Hazrat Inayat Khan here continues his explanation of the obligations of life as one travels the inner path. At the conclusion of the previous post he had begun to speak of the manner of the evolved soul.
The further such souls go, the more humble they become; the greater the mystery they have realized, the less they speak about it. You would scarcely believe it if I were to tell you that during four years of the presence of my Murshid, hardly more than once or twice I had a conversation on spiritual matters. Usually the conversation was on worldly things, like everybody else’s; nobody would perceive that here was a God-realized man, who was always absorbed in God. His conversation was like that of every other person; he spoke on everything belonging to this world, never a spiritual conversation, nor any special show of piety or spirituality; and yet his atmosphere, the voice of his soul and his presence revealed all that was hidden in his heart.
Those who are God-realized and those who have touched wisdom speak very little on the subject. It is those who do not know who try to discuss it, not because they know but because they themselves have doubts. When there is knowledge, there is satisfaction, there is no tendency towards dispute. When one disputes, it is because there is something not satisfied. There is nothing in this world, wealth, rank, position, power, or learning, that can give such conceit as the slightest little amount of spiritual knowledge; and once a person has that conceit, then he cannot take a further step. He is nailed down to that place where he stands, because the very idea of spiritual realization is in selflessness.
Man has either to realize himself as something or as nothing. In this realization of nothingness there is spirituality. If one has any little knowledge of the inner laws of nature and is proud of it, or if one has any sense of thinking, ‘How good I am, how kind I am,’ – how generous, how well-mannered, how influential, or how attractive – the slightest idea of anything of this kind coming into the mind closes the doors which lead into the spiritual world. It is such an easy path to tread, and yet so difficult. Pride is most natural to a human being. Man may deny a virtue a thousand times in words, but he cannot help admitting it with his feelings, for the ego itself is pride. Pride is the ego; man cannot live without it. In order to attain to spiritual knowledge, in order to become conscious of the inner life, a person does not need to learn very much, because here he has to know what he already knows; only he has to discover it himself. For his understanding of spiritual knowledge he does not need the knowledge of anything except himself. He acquires the knowledge of the self which is himself, so near and yet so far.
Another thing the lover of God shows is the same tendency as the human lover’s: he does not talk about his love to anybody; he cannot talk about it.
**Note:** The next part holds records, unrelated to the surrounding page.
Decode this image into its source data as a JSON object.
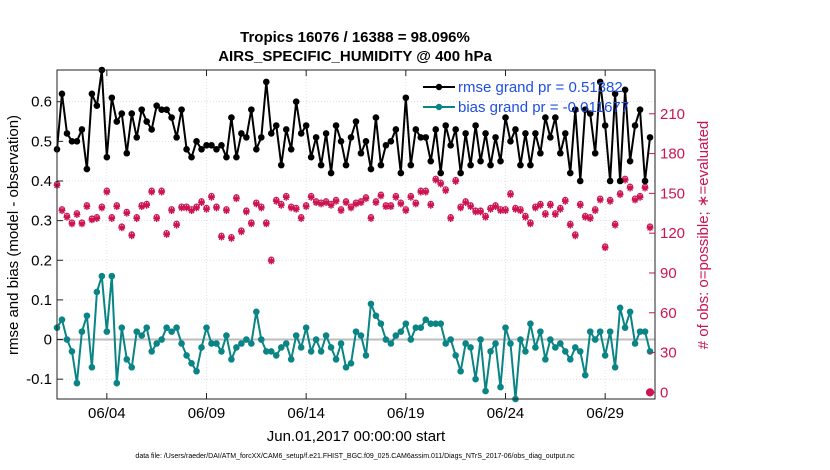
{
  "chart_data": {
    "type": "line",
    "title": "Tropics 16076 / 16388 = 98.096%",
    "subtitle": "AIRS_SPECIFIC_HUMIDITY @ 400 hPa",
    "xlabel": "Jun.01,2017 00:00:00 start",
    "ylabel_left": "rmse and bias (model - observation)",
    "ylabel_right": "# of obs: o=possible; ∗=evaluated",
    "footer": "data file: /Users/raeder/DAI/ATM_forcXX/CAM6_setup/f.e21.FHIST_BGC.f09_025.CAM6assim.011/Diags_NTrS_2017-06/obs_diag_output.nc",
    "xlim": [
      1.5,
      31.5
    ],
    "ylim_left": [
      -0.15,
      0.68
    ],
    "ylim_right": [
      -5,
      243
    ],
    "x_ticks": [
      4,
      9,
      14,
      19,
      24,
      29
    ],
    "x_tick_labels": [
      "06/04",
      "06/09",
      "06/14",
      "06/19",
      "06/24",
      "06/29"
    ],
    "y_ticks_left": [
      -0.1,
      0,
      0.1,
      0.2,
      0.3,
      0.4,
      0.5,
      0.6
    ],
    "y_tick_labels_left": [
      "-0.1",
      "0",
      "0.1",
      "0.2",
      "0.3",
      "0.4",
      "0.5",
      "0.6"
    ],
    "y_ticks_right": [
      0,
      30,
      60,
      90,
      120,
      150,
      180,
      210
    ],
    "y_tick_labels_right": [
      "0",
      "30",
      "60",
      "90",
      "120",
      "150",
      "180",
      "210"
    ],
    "grid": true,
    "zero_line": 0,
    "legend_position": "top-right",
    "x": [
      1.5,
      1.75,
      2,
      2.25,
      2.5,
      2.75,
      3,
      3.25,
      3.5,
      3.75,
      4,
      4.25,
      4.5,
      4.75,
      5,
      5.25,
      5.5,
      5.75,
      6,
      6.25,
      6.5,
      6.75,
      7,
      7.25,
      7.5,
      7.75,
      8,
      8.25,
      8.5,
      8.75,
      9,
      9.25,
      9.5,
      9.75,
      10,
      10.25,
      10.5,
      10.75,
      11,
      11.25,
      11.5,
      11.75,
      12,
      12.25,
      12.5,
      12.75,
      13,
      13.25,
      13.5,
      13.75,
      14,
      14.25,
      14.5,
      14.75,
      15,
      15.25,
      15.5,
      15.75,
      16,
      16.25,
      16.5,
      16.75,
      17,
      17.25,
      17.5,
      17.75,
      18,
      18.25,
      18.5,
      18.75,
      19,
      19.25,
      19.5,
      19.75,
      20,
      20.25,
      20.5,
      20.75,
      21,
      21.25,
      21.5,
      21.75,
      22,
      22.25,
      22.5,
      22.75,
      23,
      23.25,
      23.5,
      23.75,
      24,
      24.25,
      24.5,
      24.75,
      25,
      25.25,
      25.5,
      25.75,
      26,
      26.25,
      26.5,
      26.75,
      27,
      27.25,
      27.5,
      27.75,
      28,
      28.25,
      28.5,
      28.75,
      29,
      29.25,
      29.5,
      29.75,
      30,
      30.25,
      30.5,
      30.75,
      31,
      31.25
    ],
    "series": [
      {
        "name": "rmse grand pr = 0.51382",
        "legend_label": "rmse grand pr = 0.51382",
        "color": "#000000",
        "axis": "left",
        "values": [
          0.48,
          0.62,
          0.52,
          0.5,
          0.5,
          0.53,
          0.43,
          0.62,
          0.59,
          0.68,
          0.46,
          0.61,
          0.55,
          0.57,
          0.47,
          0.57,
          0.51,
          0.58,
          0.55,
          0.53,
          0.59,
          0.58,
          0.58,
          0.56,
          0.51,
          0.58,
          0.48,
          0.46,
          0.5,
          0.48,
          0.49,
          0.49,
          0.48,
          0.49,
          0.46,
          0.56,
          0.46,
          0.52,
          0.51,
          0.58,
          0.48,
          0.51,
          0.65,
          0.52,
          0.54,
          0.44,
          0.53,
          0.48,
          0.6,
          0.52,
          0.54,
          0.46,
          0.51,
          0.44,
          0.52,
          0.42,
          0.54,
          0.5,
          0.44,
          0.51,
          0.55,
          0.47,
          0.5,
          0.43,
          0.56,
          0.44,
          0.49,
          0.5,
          0.53,
          0.42,
          0.61,
          0.44,
          0.53,
          0.51,
          0.51,
          0.45,
          0.53,
          0.42,
          0.54,
          0.49,
          0.53,
          0.42,
          0.52,
          0.44,
          0.54,
          0.45,
          0.52,
          0.44,
          0.51,
          0.45,
          0.56,
          0.5,
          0.53,
          0.44,
          0.52,
          0.44,
          0.52,
          0.47,
          0.56,
          0.51,
          0.56,
          0.47,
          0.52,
          0.42,
          0.58,
          0.4,
          0.58,
          0.57,
          0.47,
          0.65,
          0.54,
          0.4,
          0.62,
          0.4,
          0.63,
          0.45,
          0.54,
          0.58,
          0.4,
          0.51
        ]
      },
      {
        "name": "bias grand pr = -0.011677",
        "legend_label": "bias grand pr = -0.011677",
        "color": "#0a8484",
        "axis": "left",
        "values": [
          0.03,
          0.05,
          0.0,
          -0.03,
          -0.11,
          0.02,
          0.06,
          -0.07,
          0.12,
          0.16,
          0.02,
          0.16,
          -0.11,
          0.03,
          -0.05,
          -0.07,
          0.02,
          0.01,
          0.03,
          -0.03,
          -0.01,
          0.0,
          0.03,
          0.02,
          0.03,
          -0.01,
          -0.04,
          -0.06,
          -0.08,
          -0.02,
          0.03,
          -0.01,
          -0.01,
          -0.03,
          0.01,
          -0.05,
          -0.02,
          -0.01,
          0.0,
          -0.01,
          0.07,
          0.0,
          -0.03,
          -0.03,
          -0.04,
          -0.02,
          -0.01,
          -0.05,
          0.01,
          -0.02,
          0.03,
          -0.03,
          0.0,
          -0.03,
          0.01,
          -0.02,
          -0.05,
          -0.01,
          -0.07,
          -0.06,
          0.02,
          0.01,
          -0.04,
          0.09,
          0.06,
          0.04,
          0.0,
          -0.01,
          0.01,
          0.02,
          0.04,
          0.0,
          0.03,
          0.03,
          0.05,
          0.04,
          0.04,
          0.04,
          -0.01,
          0.0,
          -0.04,
          -0.08,
          -0.01,
          -0.02,
          -0.1,
          0.0,
          -0.13,
          -0.03,
          -0.01,
          -0.12,
          0.03,
          -0.01,
          -0.15,
          0.0,
          -0.03,
          0.04,
          -0.02,
          0.02,
          -0.05,
          0.0,
          -0.02,
          -0.01,
          -0.03,
          -0.05,
          -0.02,
          -0.03,
          -0.09,
          0.02,
          0.0,
          0.02,
          -0.04,
          0.02,
          -0.07,
          0.08,
          0.03,
          0.07,
          -0.01,
          0.02,
          0.02,
          -0.03
        ]
      },
      {
        "name": "# obs possible",
        "color": "#cc1452",
        "axis": "right",
        "marker": "o",
        "values": [
          157,
          138,
          133,
          128,
          135,
          128,
          141,
          131,
          132,
          140,
          152,
          132,
          141,
          125,
          136,
          119,
          132,
          141,
          142,
          152,
          132,
          152,
          120,
          138,
          127,
          140,
          140,
          138,
          140,
          144,
          139,
          148,
          140,
          118,
          138,
          117,
          147,
          122,
          137,
          128,
          143,
          140,
          128,
          100,
          145,
          142,
          148,
          140,
          139,
          132,
          141,
          148,
          144,
          143,
          144,
          142,
          145,
          138,
          144,
          140,
          143,
          144,
          147,
          132,
          144,
          149,
          141,
          141,
          148,
          143,
          138,
          148,
          143,
          152,
          152,
          142,
          161,
          158,
          153,
          132,
          160,
          140,
          144,
          141,
          137,
          137,
          133,
          139,
          141,
          138,
          138,
          150,
          139,
          138,
          133,
          128,
          140,
          142,
          135,
          142,
          135,
          139,
          145,
          127,
          119,
          142,
          133,
          132,
          138,
          146,
          110,
          145,
          127,
          150,
          161,
          155,
          146,
          148,
          155,
          125
        ]
      },
      {
        "name": "# obs evaluated",
        "color": "#cc1452",
        "axis": "right",
        "marker": "*",
        "values": [
          156,
          137,
          132,
          127,
          134,
          127,
          140,
          130,
          131,
          139,
          151,
          131,
          140,
          124,
          135,
          118,
          131,
          140,
          141,
          151,
          131,
          151,
          119,
          137,
          126,
          139,
          139,
          137,
          139,
          143,
          138,
          147,
          139,
          117,
          137,
          116,
          146,
          121,
          136,
          127,
          142,
          139,
          127,
          99,
          144,
          141,
          147,
          139,
          138,
          131,
          140,
          147,
          143,
          142,
          143,
          141,
          144,
          137,
          143,
          139,
          142,
          143,
          146,
          131,
          143,
          148,
          140,
          140,
          147,
          142,
          137,
          147,
          142,
          151,
          151,
          141,
          160,
          157,
          152,
          131,
          159,
          139,
          143,
          140,
          136,
          136,
          132,
          138,
          140,
          137,
          137,
          149,
          138,
          137,
          132,
          127,
          139,
          141,
          134,
          141,
          134,
          138,
          144,
          126,
          118,
          141,
          132,
          131,
          137,
          145,
          109,
          144,
          126,
          149,
          160,
          154,
          145,
          147,
          154,
          124
        ]
      }
    ],
    "outlier_points": [
      {
        "series": "# obs possible",
        "x": 31.25,
        "y": 0
      }
    ]
  }
}
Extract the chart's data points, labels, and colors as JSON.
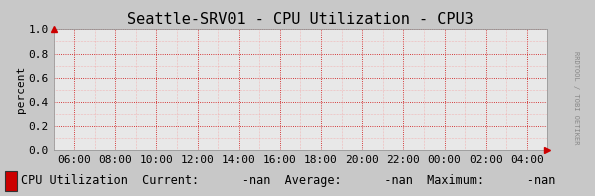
{
  "title": "Seattle-SRV01 - CPU Utilization - CPU3",
  "ylabel": "percent",
  "background_color": "#c8c8c8",
  "plot_bg_color": "#e8e8e8",
  "grid_color": "#ff6666",
  "grid_major_color": "#cc0000",
  "border_color": "#aaaaaa",
  "xlim_labels": [
    "06:00",
    "08:00",
    "10:00",
    "12:00",
    "14:00",
    "16:00",
    "18:00",
    "20:00",
    "22:00",
    "00:00",
    "02:00",
    "04:00"
  ],
  "ylim": [
    0.0,
    1.0
  ],
  "yticks": [
    0.0,
    0.2,
    0.4,
    0.6,
    0.8,
    1.0
  ],
  "legend_label": "CPU Utilization",
  "legend_color": "#cc0000",
  "legend_extra": "  Current:      -nan  Average:      -nan  Maximum:      -nan",
  "arrow_color": "#cc0000",
  "side_label": "RRDTOOL / TOBI OETIKER",
  "title_fontsize": 11,
  "axis_fontsize": 8,
  "legend_fontsize": 8.5,
  "side_fontsize": 5,
  "figsize": [
    5.95,
    1.96
  ],
  "dpi": 100
}
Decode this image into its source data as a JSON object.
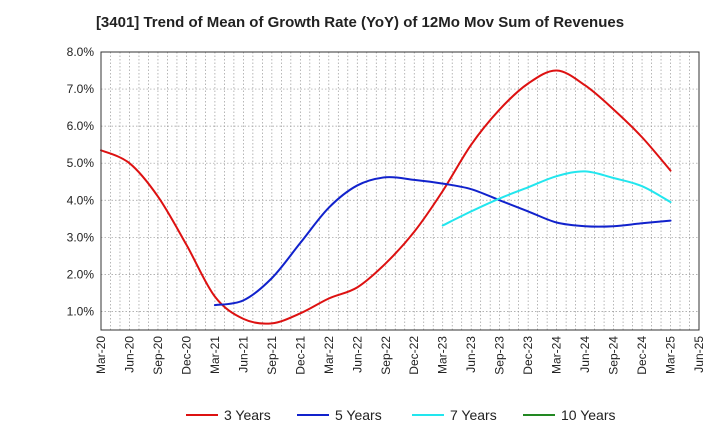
{
  "chart_data": {
    "type": "line",
    "title": "[3401]  Trend of Mean of Growth Rate (YoY) of 12Mo Mov Sum of Revenues",
    "xlabel": "",
    "ylabel": "",
    "ylim": [
      0.5,
      8.0
    ],
    "yticks": [
      1.0,
      2.0,
      3.0,
      4.0,
      5.0,
      6.0,
      7.0,
      8.0
    ],
    "ytick_labels": [
      "1.0%",
      "2.0%",
      "3.0%",
      "4.0%",
      "5.0%",
      "6.0%",
      "7.0%",
      "8.0%"
    ],
    "categories": [
      "Mar-20",
      "Jun-20",
      "Sep-20",
      "Dec-20",
      "Mar-21",
      "Jun-21",
      "Sep-21",
      "Dec-21",
      "Mar-22",
      "Jun-22",
      "Sep-22",
      "Dec-22",
      "Mar-23",
      "Jun-23",
      "Sep-23",
      "Dec-23",
      "Mar-24",
      "Jun-24",
      "Sep-24",
      "Dec-24",
      "Mar-25",
      "Jun-25"
    ],
    "grid": true,
    "legend_position": "bottom",
    "series": [
      {
        "name": "3 Years",
        "color": "#dd1111",
        "values": [
          5.35,
          5.0,
          4.1,
          2.8,
          1.4,
          0.8,
          0.68,
          0.95,
          1.35,
          1.65,
          2.3,
          3.15,
          4.25,
          5.5,
          6.45,
          7.15,
          7.5,
          7.1,
          6.45,
          5.7,
          4.8,
          null
        ]
      },
      {
        "name": "5 Years",
        "color": "#1122cc",
        "values": [
          null,
          null,
          null,
          null,
          1.17,
          1.3,
          1.9,
          2.85,
          3.8,
          4.4,
          4.62,
          4.55,
          4.45,
          4.3,
          4.0,
          3.7,
          3.4,
          3.3,
          3.3,
          3.38,
          3.45,
          null
        ]
      },
      {
        "name": "7 Years",
        "color": "#22e6ee",
        "values": [
          null,
          null,
          null,
          null,
          null,
          null,
          null,
          null,
          null,
          null,
          null,
          null,
          3.32,
          3.7,
          4.05,
          4.35,
          4.65,
          4.78,
          4.6,
          4.38,
          3.95,
          null
        ]
      },
      {
        "name": "10 Years",
        "color": "#228822",
        "values": [
          null,
          null,
          null,
          null,
          null,
          null,
          null,
          null,
          null,
          null,
          null,
          null,
          null,
          null,
          null,
          null,
          null,
          null,
          null,
          null,
          null,
          null
        ]
      }
    ]
  }
}
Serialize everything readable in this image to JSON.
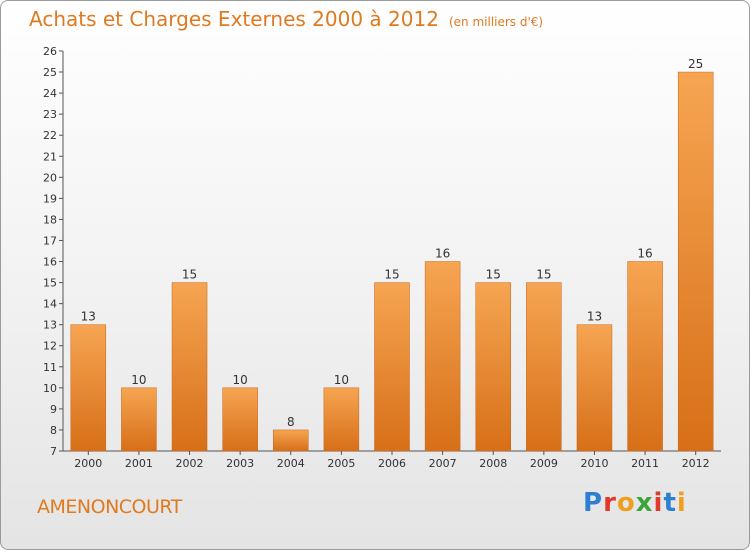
{
  "header": {
    "title": "Achats et Charges Externes 2000 à 2012",
    "unit": "(en milliers d'€)"
  },
  "commune": "AMENONCOURT",
  "logo": {
    "text": "Proxiti"
  },
  "colors": {
    "title": "#e07a20",
    "bar_top": "#f6a552",
    "bar_bottom": "#d76f18"
  },
  "chart_data": {
    "type": "bar",
    "title": "Achats et Charges Externes 2000 à 2012",
    "subtitle": "(en milliers d'€)",
    "categories": [
      "2000",
      "2001",
      "2002",
      "2003",
      "2004",
      "2005",
      "2006",
      "2007",
      "2008",
      "2009",
      "2010",
      "2011",
      "2012"
    ],
    "values": [
      13,
      10,
      15,
      10,
      8,
      10,
      15,
      16,
      15,
      15,
      13,
      16,
      25
    ],
    "ylim": [
      7,
      26
    ],
    "yticks": [
      7,
      8,
      9,
      10,
      11,
      12,
      13,
      14,
      15,
      16,
      17,
      18,
      19,
      20,
      21,
      22,
      23,
      24,
      25,
      26
    ],
    "grid": false,
    "data_labels": true
  }
}
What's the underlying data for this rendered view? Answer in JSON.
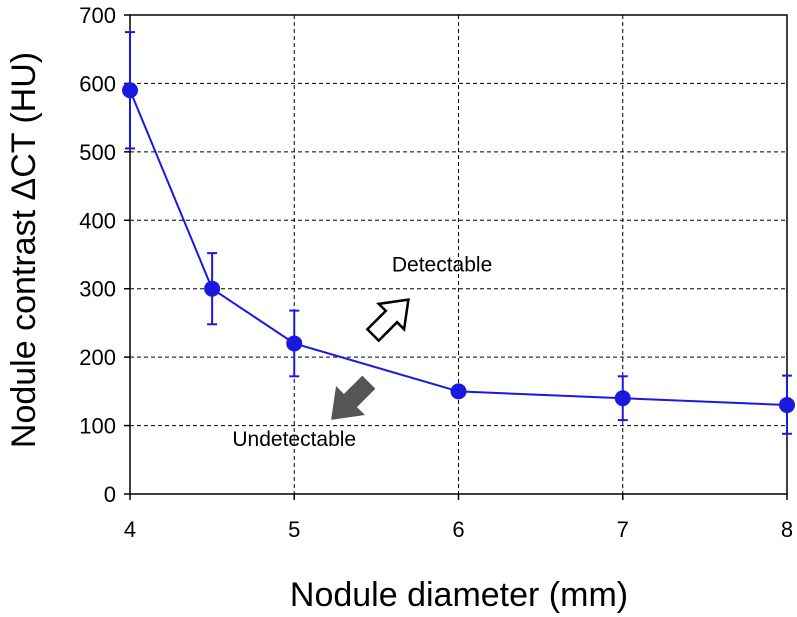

Man cannot say how much he loves his beloved; no words can express it, and besides, he does not feel like talking about it to anybody. Even if he could, in the presence of his beloved he would close his lips. How then could the lover of God make a profession, ‘I love God’? The true lover of God keeps his love silently hidden in his heart, like a seed sown in the ground, and if the seedling grows, it grows in his actions towards his fellow man. He cannot act except with kindness, he cannot feel anything but forgiveness; every movement he makes, everything he does speaks of his love, but not his lips.
This shows that in the inner life the greatest principle that one should observe is to be unassuming and quiet, without any show of wisdom, without any manifestation of learning, without any desire to let anyone know how far one has advanced, not even letting oneself know how far one has gone. The task to be accomplished is the entire forgetting of oneself and harmonizing with one’s fellow man; acting in agreement with all, meeting everyone on his own plane, speaking to everyone in his own tongue, answering the laughter of one’s friends with a smile, and the pain of another with tears, standing by one’s friends in their joy and their sorrow, whatever be one’s own grade of evolution. If a man through his life became like an angel he would accomplish very little. The accomplishment which is most desirable for man is to fulfil the obligations of human life.